Это наиболее точное и полное описание райка принадлежит Д. А. Ровинскому, уже упоминавшемуся нами в связи с театром Петрушки.
Раек был обязательной частью народных гуляний и увеселений в городах России прошлого столетия. К концу века наряду с переносным райком появились и стационарные установки довольно внушительных размеров с несколькими стеклами. На крупных ярмарках и гуляньях выступало сразу по нескольку раешников. «На Адмиралтейской площади их было особенно много, человек до десяти, они соперничали в импровизациях, особенно когда попадались охочие слушатели»2.
Принадлежность к гулянью, к праздничной площади определила основные черты этих представлений. Во-первых, ящик расписывался сочными красками, украшался фигурками, флажками, своеобразным флюгером с надписью «Всемирная Косморама» (так называл свой театрик хозяин райка). Во-вторых, одежда раешника, как правило, была подчеркнуто небудничной, напоминающей балаганных «дедов»-зазывал: «На нем серый, обшитый красной или желтой тесьмой кафтан с пучками цветных тряпок на плечах, шапка-коломенка, также украшенная яркими тряпками. На ногах у него лапти, к подбородку привязана льняная борода»3. Наконец, раешник умело заигрывал с публикой, зазывая ее к своей панораме.
Лента райка состояла из серии лубочных картинок. По свидетельству Алексеева-Яковлева, «основное содержание намотанной на валик райка панорамы» составляли виды городов. Кроме них «показывались памятные исторические события, вроде отступления Наполеона у Березины, защиты Малахова кургана или пленения Шамиля в ауле Гуниб, а то и изображения былинных богатырей вроде Ильи Муромца или Еруслана Лазаревича на долгогривом коне». Здесь же можно было увидеть грешников, мучающихся в аду, комету Бела, железную дорогу, портреты государственных и общественных деятелей (русских царей, Наполеона, Бисмарка, Ломоносова, турецкого султана) и многое другое.

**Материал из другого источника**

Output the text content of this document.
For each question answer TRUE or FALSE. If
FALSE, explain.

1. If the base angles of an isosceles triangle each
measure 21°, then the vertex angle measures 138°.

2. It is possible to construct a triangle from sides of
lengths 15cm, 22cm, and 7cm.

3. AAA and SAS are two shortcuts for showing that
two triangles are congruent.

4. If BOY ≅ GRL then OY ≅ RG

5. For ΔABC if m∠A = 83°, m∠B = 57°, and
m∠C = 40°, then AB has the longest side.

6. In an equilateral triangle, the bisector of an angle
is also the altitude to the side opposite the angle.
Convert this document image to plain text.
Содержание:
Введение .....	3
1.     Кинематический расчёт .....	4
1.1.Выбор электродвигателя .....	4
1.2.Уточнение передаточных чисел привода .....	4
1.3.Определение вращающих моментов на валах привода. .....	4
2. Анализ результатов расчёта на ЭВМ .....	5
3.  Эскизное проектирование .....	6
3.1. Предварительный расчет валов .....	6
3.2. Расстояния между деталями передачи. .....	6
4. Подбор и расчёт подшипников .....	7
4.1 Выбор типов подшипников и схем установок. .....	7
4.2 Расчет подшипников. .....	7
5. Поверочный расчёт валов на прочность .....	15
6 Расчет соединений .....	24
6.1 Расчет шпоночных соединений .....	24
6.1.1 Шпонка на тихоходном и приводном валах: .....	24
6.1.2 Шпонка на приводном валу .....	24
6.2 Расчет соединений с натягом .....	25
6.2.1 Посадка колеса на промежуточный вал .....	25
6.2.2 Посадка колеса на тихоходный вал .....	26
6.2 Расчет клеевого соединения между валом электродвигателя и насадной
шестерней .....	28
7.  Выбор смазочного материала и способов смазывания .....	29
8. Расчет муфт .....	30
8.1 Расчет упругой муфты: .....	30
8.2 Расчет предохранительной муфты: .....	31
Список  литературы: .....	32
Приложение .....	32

Показ картинок сопровождался пояснениями раешника, обычно шутливыми или остро сатирическими. Прибаутки произносились громко, нараспев, они были не только комментариями к картинкам, но выполняли и функцию рекламы, привлекая публику и увеселяя тех, кто дожидался своей очереди поглядеть в окошко панорамы. Эта двойная аудитория (зрителей и слушателей), на которую одновременно «работал» раешник, и делала его выступления настоящим театром одного актера.
Необходимо сказать, что приговоры далеко не всегда соотносились с картинкой, часто лубки, составляющие зримую часть райка, служили только поводом ко всякого рода рассуждениям, балагурству, сатирическим выпадам. Некоторые опытные панорамщики шли еще дальше: они «отнюдь не считались с сюжетом картинок, и присказка нередко противоречила изображению. <…> Панорамщики намеренно прибегали к такому приему, особенно когда входили во вкус и, состязаясь, стремились перетянуть слушателей, либо старались «отвести», обмануть недреманное око начальства», — читаем в книге воспоминаний А. Я. Алексеева-Яковлева.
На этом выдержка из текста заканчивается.